Le gouvernement algérien a placé la modernisation des outils d’aide sociale et la digitalisation des services publics au cœur de ses priorités pour l’année 2026. Selon aps.dz, la carte sociale de l’Algérie et le portail des services numériques ont été inscrits à l’ordre du jour des dernières réunions interministérielles, marquant une étape dans la refonte du système de protection sociale et de l’administration électronique.
Un outil pour rationaliser les aides sociales
Le système actuel, basé sur des listes papier et des vérifications manuelles, présente des lacunes. Des cas de bénéficiaires fictifs ou de doubles inscriptions ont été signalés, entraînant des pertes financières pour l’État. La carte sociale, couplée à une base de données biométriques, permettrait d’identifier les ayants droit de manière plus fiable. Elle intégrerait également des fonctionnalités de paiement électronique, facilitant ainsi l’accès aux prestations pour les citoyens, notamment dans les zones rurales où les agences bancaires sont moins accessibles.
Le portail numérique, une interface unique pour les citoyens
Plusieurs ministères seraient impliqués dans ce projet, dont ceux de l’Intérieur, des Finances et des Postes et Télécommunications. L’Agence nationale de la promotion et du développement des technologies de l’information et de la communication (ANPTIC) jouerait un rôle clé dans la coordination technique. Le portail s’appuierait sur les infrastructures existantes, comme le système d’identification biométrique (SIB) et le registre national des personnes physiques (RNPP), pour sécuriser les transactions et authentifier les utilisateurs.

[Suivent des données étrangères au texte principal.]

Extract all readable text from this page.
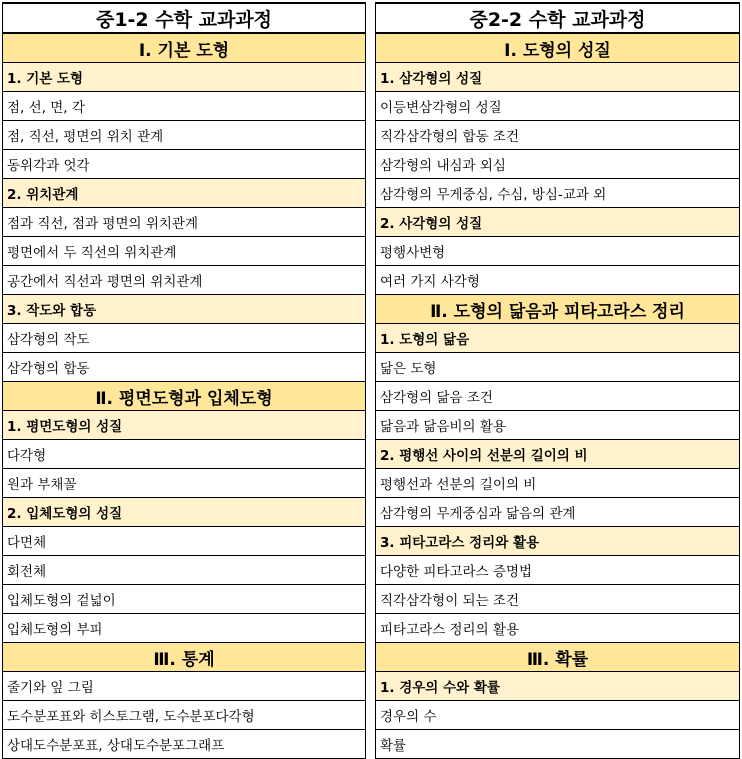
중1-2 수학 교과과정
Ⅰ. 기본 도형
1. 기본 도형
점, 선, 면, 각
점, 직선, 평면의 위치 관계
동위각과 엇각
2. 위치관계
점과 직선, 점과 평면의 위치관계
평면에서 두 직선의 위치관계
공간에서 직선과 평면의 위치관계
3. 작도와 합동
삼각형의 작도
삼각형의 합동
Ⅱ. 평면도형과 입체도형
1. 평면도형의 성질
다각형
원과 부채꼴
2. 입체도형의 성질
다면체
회전체
입체도형의 겉넓이
입체도형의 부피
Ⅲ. 통계
줄기와 잎 그림
도수분포표와 히스토그램, 도수분포다각형
상대도수분포표, 상대도수분포그래프
중2-2 수학 교과과정
Ⅰ. 도형의 성질
1. 삼각형의 성질
이등변삼각형의 성질
직각삼각형의 합동 조건
삼각형의 내심과 외심
삼각형의 무게중심, 수심, 방심-교과 외
2. 사각형의 성질
평행사변형
여러 가지 사각형
Ⅱ. 도형의 닮음과 피타고라스 정리
1. 도형의 닮음
닮은 도형
삼각형의 닮음 조건
닮음과 닮음비의 활용
2. 평행선 사이의 선분의 길이의 비
평행선과 선분의 길이의 비
삼각형의 무게중심과 닮음의 관계
3. 피타고라스 정리와 활용
다양한 피타고라스 증명법
직각삼각형이 되는 조건
피타고라스 정리의 활용
Ⅲ. 확률
1. 경우의 수와 확률
경우의 수
확률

Des défis techniques et sociaux
Sur le plan social, l’adoption de ces outils par la population pourrait rencontrer des résistances. Une partie des citoyens, en particulier les personnes âgées ou peu familiarisées avec le numérique, pourrait éprouver des difficultés à utiliser ces services. Pour y remédier, le gouvernement envisage des campagnes de sensibilisation et la formation des agents publics aux nouvelles technologies. Des guichets physiques seraient également maintenus pour accompagner les usagers dans leurs démarches.

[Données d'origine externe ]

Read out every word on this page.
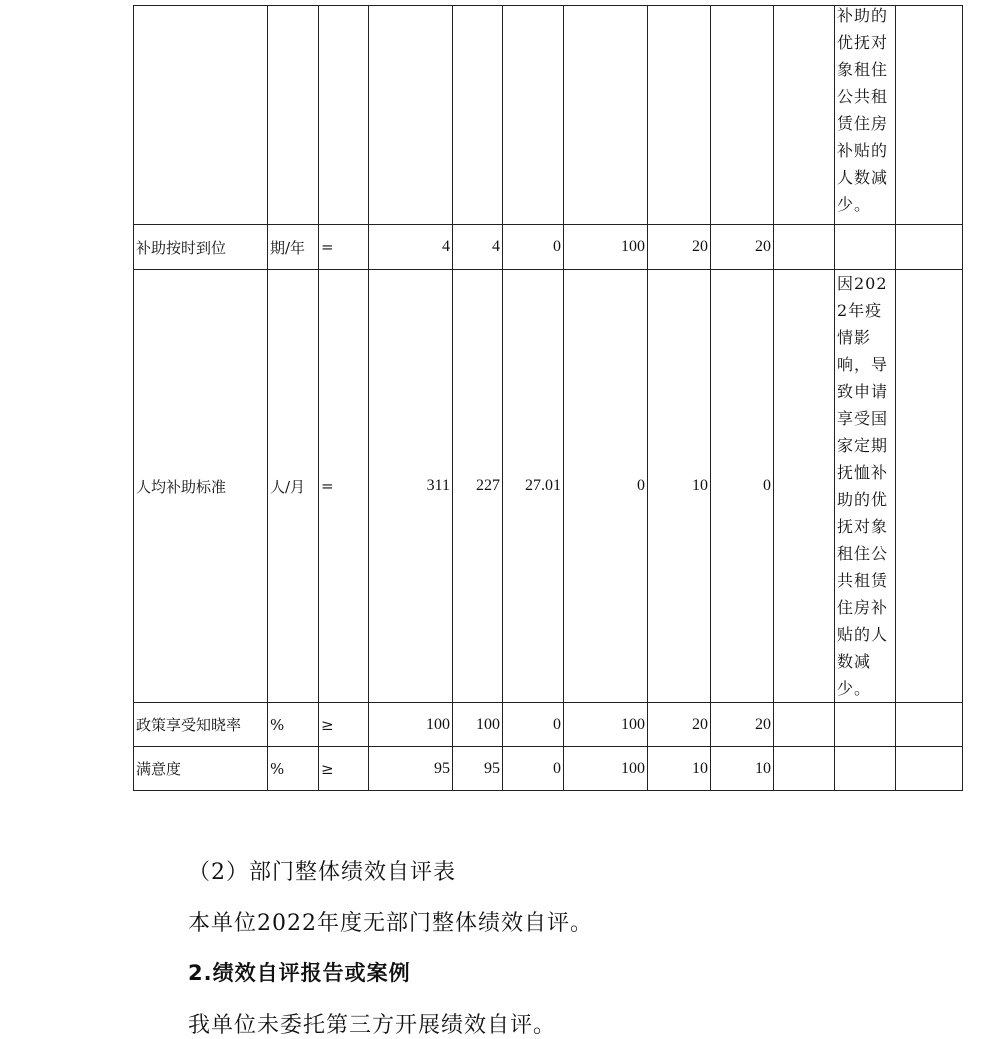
										补助的优抚对象租住公共租赁住房补贴的人数减少。	

补助按时到位	期/年	=	4	4	0	100	20	20		

人均补助标准	人/月	=	311	227	27.01	0	10	0		因2022年疫情影响，导致申请享受国家定期抚恤补助的优抚对象租住公共租赁住房补贴的人数减少。	

政策享受知晓率	%	≥	100	100	0	100	20	20		

满意度	%	≥	95	95	0	100	10	10		

（2）部门整体绩效自评表
本单位2022年度无部门整体绩效自评。
2.绩效自评报告或案例
我单位未委托第三方开展绩效自评。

Un enjeu de transparence et d’efficacité
Ces initiatives s’inscrivent également dans une logique de réduction des coûts administratifs. Selon une estimation du ministère des Finances, la dématérialisation des services publics pourrait permettre à l’État d’économiser plusieurs milliards de dinars par an, en limitant les frais de gestion et les erreurs de paiement. Pour les citoyens, l’avantage serait double : un gain de temps et une simplification des procédures.
Prochaines étapes
Ces projets, s’ils sont menés à bien, pourraient marquer un tournant dans la relation entre l’État et les citoyens. Ils témoignent d’une volonté de moderniser l’administration algérienne, tout en répondant aux attentes d’une population de plus en plus connectée. Reste à savoir si les moyens techniques et humains seront à la hauteur des ambitions affichées.